Infectious complications occur frequently after esophagectomy. Selective decontamination of the digestive tract (SDD) has been shown to reduce postoperative infections and anastomotic leakage in gastrointestinal surgery, but robust evidence for esophageal surgery is lacking. The aim was to evaluate the association between SDD and pneumonia, surgical-site infections (SSIs), anastomotic leakage, and 1-year mortality after esophagectomy.
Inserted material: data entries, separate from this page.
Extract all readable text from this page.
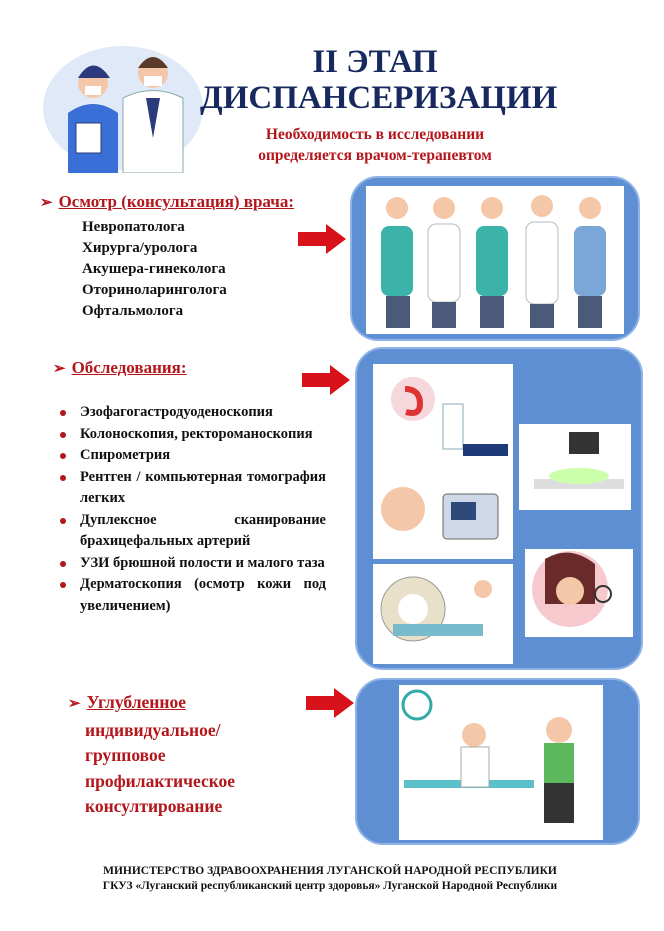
II ЭТАП
ДИСПАНСЕРИЗАЦИИ
Необходимость в исследовании
определяется врачом-терапевтом
➢ Осмотр (консультация) врача:
Невропатолога
Хирурга/уролога
Акушера-гинеколога
Оториноларинголога
Офтальмолога
➢ Обследования:
Эзофагогастродуоденоскопия
Колоноскопия, ректороманоскопия
Спирометрия
Рентген / компьютерная томография легких
Дуплексное сканирование брахицефальных артерий
УЗИ брюшной полости и малого таза
Дерматоскопия (осмотр кожи под увеличением)
➢ Углубленное
индивидуальное/
групповое
профилактическое
консултирование
МИНИСТЕРСТВО ЗДРАВООХРАНЕНИЯ ЛУГАНСКОЙ НАРОДНОЙ РЕСПУБЛИКИ
ГКУЗ «Луганский республиканский центр здоровья» Луганской Народной Республики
A retrospective cohort study was conducted in patients undergoing Ivor Lewis esophagectomy in four Dutch hospitals between 2012 and 2018. Two hospitals used SDD perioperatively and two did not. SDD consisted of an oral paste and suspension (containing amphotericin B, colistin, and tobramycin). The primary outcomes were 30-day postoperative pneumonia and SSIs. Secondary outcomes were anastomotic leakage and 1-year mortality. Logistic regression analyses were performed to determine the association between SDD and the relevant outcomes (odds ratio (OR)). A total of 496 patients were included, of whom 179 received SDD perioperatively and the other 317 patients did not receive SDD. Patients who received SDD were less likely to develop postoperative pneumonia (20.1% vs. 36.9%, p < 0.001) and anastomotic leakage (10.6% vs. 19.9%, p = 0.008). Multivariate analysis showed that SDD is an independent protective factor for postoperative pneumonia (OR 0.40, 95% CI 0.23–0.67, p < 0.001) and anastomotic leakage (OR 0.46, 95% CI 0.26–0.84, p = 0.011). Use of perioperative SDD seems to be associated with a lower risk of pneumonia and anastomotic leakage after esophagectomy.

中文翻译:

选择性消化道消化道清洁以预防食管切除术后的术后肺炎和吻合口漏:一项回顾性队列研究

食管切除术后常发生传染性并发​​症。消化道(SDD)的选择性净化已被证明可以减少胃肠道手术中的术后感染和吻合口漏,但缺乏食管手术的有力证据。目的是评估SDD与肺炎,手术部位感染(SSI),吻合口漏和食管切除术后1年死亡率之间的关系。在2012年至2018年之间,对荷兰的四家医院中接受Ivor Lewis食管切除术的患者进行了一项回顾性队列研究。两家医院在围手术期使用了SDD,而另外两家则没有。SDD由口服糊剂和混悬剂(含有两性霉素B,粘菌素和妥布霉素)组成。主要结果是术后30天的肺炎和SSI。次要结果是吻合口漏和1年死亡率。进行逻辑回归分析以确定SDD和相关结果之间的关联(比值比(OR))。总共包括496例患者,其中179例在手术期间接受了SDD,另外317例患者未接受SDD。接受SDD的患者术后发生肺炎的可能性较小(20.1%比36.9%,p <0.001)和吻合口漏(10.6%对19.9%,p = 0.008)。多因素分析表明,SDD是术后肺炎(OR 0.40,95%CI 0.23–0.67,p <0.001)和吻合口漏(OR 0.46,95%CI 0.26-0.84,p = 0.011)的独立保护因子。围手术期SDD的使用似乎与降低食管切除术后肺炎和吻合口漏的风险有关。